Ideally this tool will be taken and re-purposed by others for uses I never dreamed of. Now, I don’t believe viral appeal can be infallibly baked-in and it’s foolhardy to pin all your hopes on this alone, but by keeping openness in mind at all stages of the process I can support it as far as possible.

The core of any visualisation is the data. The News Tree sorts chronologically and differentiates with meta-data/metrics like reliability. Reliability is subjective: Personally I think of the BBC and the Guardian as good examples, while the late News of the World was undoubtedly at the near-opposite end of the spectrum. Others will clearly have their own preferences.

Could HTML5’s local storage allow the retention of a user’s preferences, making them accessible across News Trees no matter where they are hosted? For example, if the user trusts articles from an outlet with a marked political leaning, articles from an ‘opposing’ outlet can be mixed in to give balance.

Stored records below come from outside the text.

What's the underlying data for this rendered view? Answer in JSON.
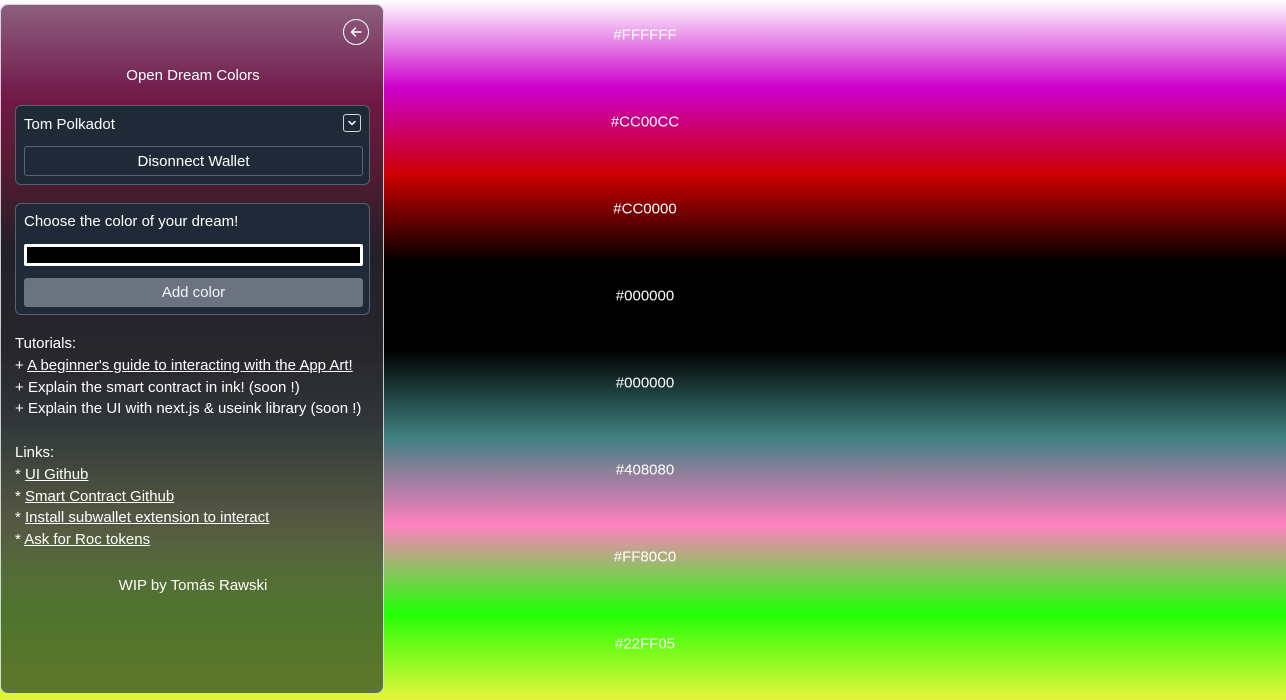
{
  "app": {
    "title": "Open Dream Colors"
  },
  "wallet": {
    "account_name": "Tom Polkadot",
    "disconnect_label": "Disonnect Wallet"
  },
  "color_form": {
    "prompt": "Choose the color of your dream!",
    "input_value": "",
    "add_label": "Add color"
  },
  "tutorials": {
    "heading": "Tutorials:",
    "items": [
      {
        "prefix": "+ ",
        "text": "A beginner's guide to interacting with the App Art!",
        "link": true
      },
      {
        "prefix": "+ ",
        "text": "Explain the smart contract in ink! (soon !)",
        "link": false
      },
      {
        "prefix": "+ ",
        "text": "Explain the UI with next.js & useink library (soon !)",
        "link": false
      }
    ]
  },
  "links": {
    "heading": "Links:",
    "items": [
      {
        "prefix": "* ",
        "text": "UI Github"
      },
      {
        "prefix": "* ",
        "text": "Smart Contract Github"
      },
      {
        "prefix": "* ",
        "text": "Install subwallet extension to interact"
      },
      {
        "prefix": "* ",
        "text": "Ask for Roc tokens"
      }
    ]
  },
  "footer": {
    "text": "WIP by Tomás Rawski"
  },
  "colors": [
    "#FFFFFF",
    "#CC00CC",
    "#CC0000",
    "#000000",
    "#000000",
    "#408080",
    "#FF80C0",
    "#22FF05"
  ],
  "icons": {
    "back": "arrow-left-icon",
    "dropdown": "chevron-down-icon"
  }
}
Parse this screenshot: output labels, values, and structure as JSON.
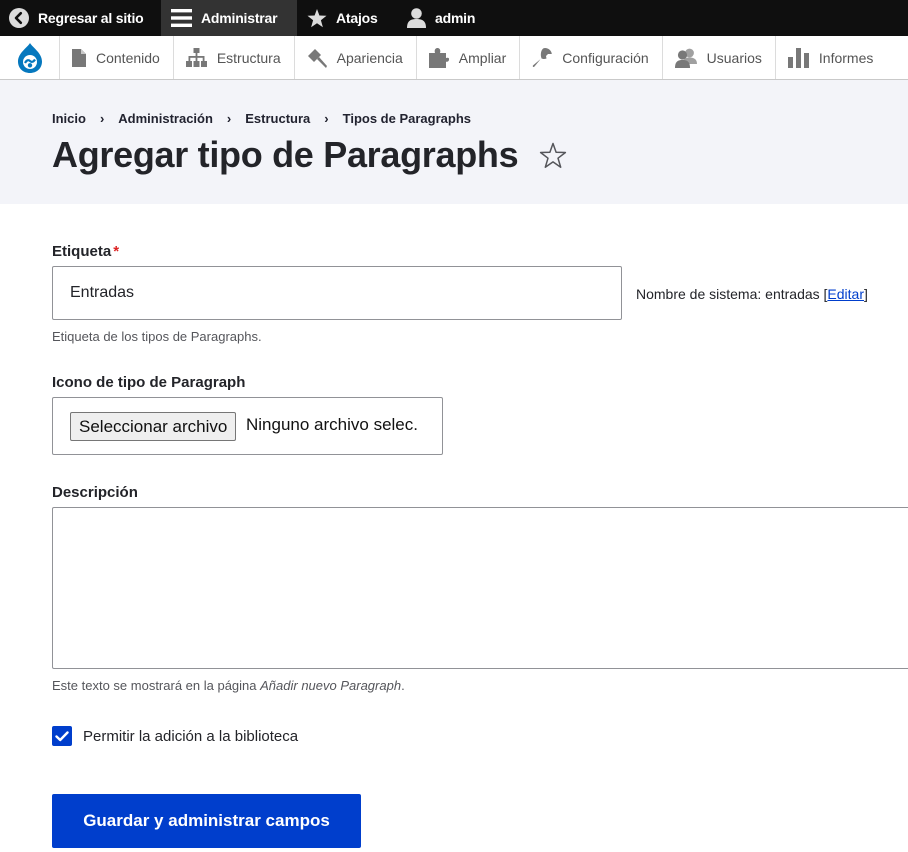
{
  "toolbar": {
    "back_label": "Regresar al sitio",
    "admin_label": "Administrar",
    "shortcuts_label": "Atajos",
    "user_label": "admin"
  },
  "menu": {
    "items": [
      {
        "label": "Contenido",
        "icon": "file-icon"
      },
      {
        "label": "Estructura",
        "icon": "sitemap-icon"
      },
      {
        "label": "Apariencia",
        "icon": "brush-icon"
      },
      {
        "label": "Ampliar",
        "icon": "puzzle-icon"
      },
      {
        "label": "Configuración",
        "icon": "wrench-icon"
      },
      {
        "label": "Usuarios",
        "icon": "users-icon"
      },
      {
        "label": "Informes",
        "icon": "bar-chart-icon"
      }
    ]
  },
  "breadcrumb": [
    "Inicio",
    "Administración",
    "Estructura",
    "Tipos de Paragraphs"
  ],
  "breadcrumb_separator": "›",
  "page_title": "Agregar tipo de Paragraphs",
  "form": {
    "label_field": {
      "label": "Etiqueta",
      "required_mark": "*",
      "value": "Entradas",
      "machine_name_prefix": "Nombre de sistema: entradas",
      "machine_name_edit": "Editar",
      "help": "Etiqueta de los tipos de Paragraphs."
    },
    "icon_field": {
      "label": "Icono de tipo de Paragraph",
      "button_label": "Seleccionar archivo",
      "status": "Ninguno archivo selec."
    },
    "description_field": {
      "label": "Descripción",
      "value": "",
      "help_prefix": "Este texto se mostrará en la página ",
      "help_emphasis": "Añadir nuevo Paragraph",
      "help_suffix": "."
    },
    "library_checkbox": {
      "label": "Permitir la adición a la biblioteca",
      "checked": true
    },
    "submit_label": "Guardar y administrar campos"
  },
  "colors": {
    "toolbar_bg": "#0f0f0f",
    "primary": "#003ecc",
    "header_bg": "#f3f4f9",
    "required": "#dc2323"
  }
}
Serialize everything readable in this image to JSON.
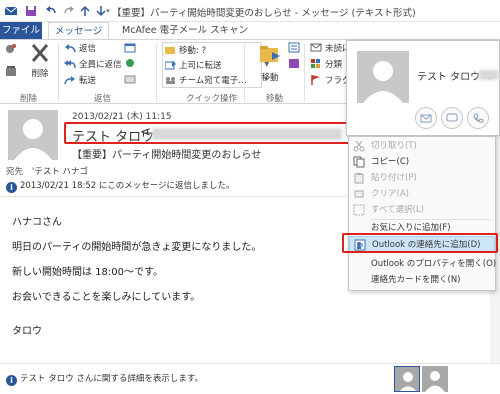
{
  "window": {
    "title": "【重要】パーティ開始時間変更のおしらせ - メッセージ (テキスト形式)"
  },
  "quick_access": {
    "icons": [
      "mail-icon",
      "save-icon",
      "undo-icon",
      "redo-icon",
      "up-arrow-icon",
      "down-arrow-icon",
      "customize-icon"
    ]
  },
  "tabs": [
    {
      "label": "ファイル",
      "active": false
    },
    {
      "label": "メッセージ",
      "active": true
    },
    {
      "label": "McAfee 電子メール スキャン",
      "active": false
    }
  ],
  "ribbon": {
    "delete": {
      "label": "削除",
      "group": "削除"
    },
    "respond": {
      "group": "返信",
      "reply": "返信",
      "reply_all": "全員に返信",
      "forward": "転送"
    },
    "quick_steps": {
      "group": "クイック操作",
      "items": [
        "移動: ?",
        "上司に転送",
        "チーム宛て電子…"
      ]
    },
    "move": {
      "label": "移動",
      "group": "移動"
    },
    "tags": {
      "group": "タグ",
      "unread": "未読にする",
      "categorize": "分類",
      "flag": "フラグの"
    }
  },
  "message": {
    "datetime": "2013/02/21 (木) 11:15",
    "sender_name": "テスト タロウ",
    "subject": "【重要】パーティ開始時間変更のおしらせ",
    "to_label": "宛先",
    "to_value": "'テスト ハナゴ",
    "info": "2013/02/21 18:52 にこのメッセージに返信しました。",
    "body": [
      "ハナコさん",
      "明日のパーティの開始時間が急きょ変更になりました。",
      "新しい開始時間は 18:00〜です。",
      "お会いできることを楽しみにしています。",
      "タロウ"
    ]
  },
  "contact_card": {
    "name": "テスト タロウ <",
    "actions": [
      "mail-icon",
      "chat-icon",
      "phone-icon",
      "video-icon"
    ]
  },
  "context_menu": {
    "items": [
      {
        "label": "切り取り(T)",
        "icon": "cut-icon",
        "disabled": true
      },
      {
        "label": "コピー(C)",
        "icon": "copy-icon",
        "disabled": false
      },
      {
        "label": "貼り付け(P)",
        "icon": "paste-icon",
        "disabled": true
      },
      {
        "label": "クリア(A)",
        "icon": "clear-icon",
        "disabled": true
      },
      {
        "label": "すべて選択(L)",
        "icon": "select-all-icon",
        "disabled": true
      },
      {
        "label": "お気に入りに追加(F)",
        "icon": "",
        "disabled": false
      },
      {
        "label": "Outlook の連絡先に追加(D)",
        "icon": "add-contact-icon",
        "disabled": false,
        "highlighted": true
      },
      {
        "label": "Outlook のプロパティを開く(O)",
        "icon": "",
        "disabled": false
      },
      {
        "label": "連絡先カードを開く(N)",
        "icon": "",
        "disabled": false
      }
    ]
  },
  "footer": {
    "info": "テスト タロウ さんに関する詳細を表示します。"
  },
  "colors": {
    "accent": "#2b579a",
    "highlight_red": "#e0201b",
    "menu_highlight": "#cde6f7"
  }
}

If the Tree is hosted by such an outlet, they sacrifice some authorial control in order to maintain that balance. (I seem to be advocating the movement of data away from the cloud here, which is remarkable.)

All the while we must be wary of the effects the algorithms of Google, Facebook and their peers, which some view as dangerous because they show us what they think we want to see, perhaps at the expense of balance.

John is the creator of jQuery, a javascript library which makes impressive pieces of web animation and interaction a piece of cake to code. Having discovered this tool last year and progressed by virtue of its simplicity and straightforward documentation, I was not surprised to hear him restate the importance of these values in software development. He also emphasised how important it is to stay in touch with your users not only in your dedicated forums but by reaching out to them directly via Twitter etc. This is crucial for the feedback/iteration loop, but also builds a dedicated, involved community who will promote your work for love, not money.

If the News Tree is to grow in the way I hope, an engaged community will be vital.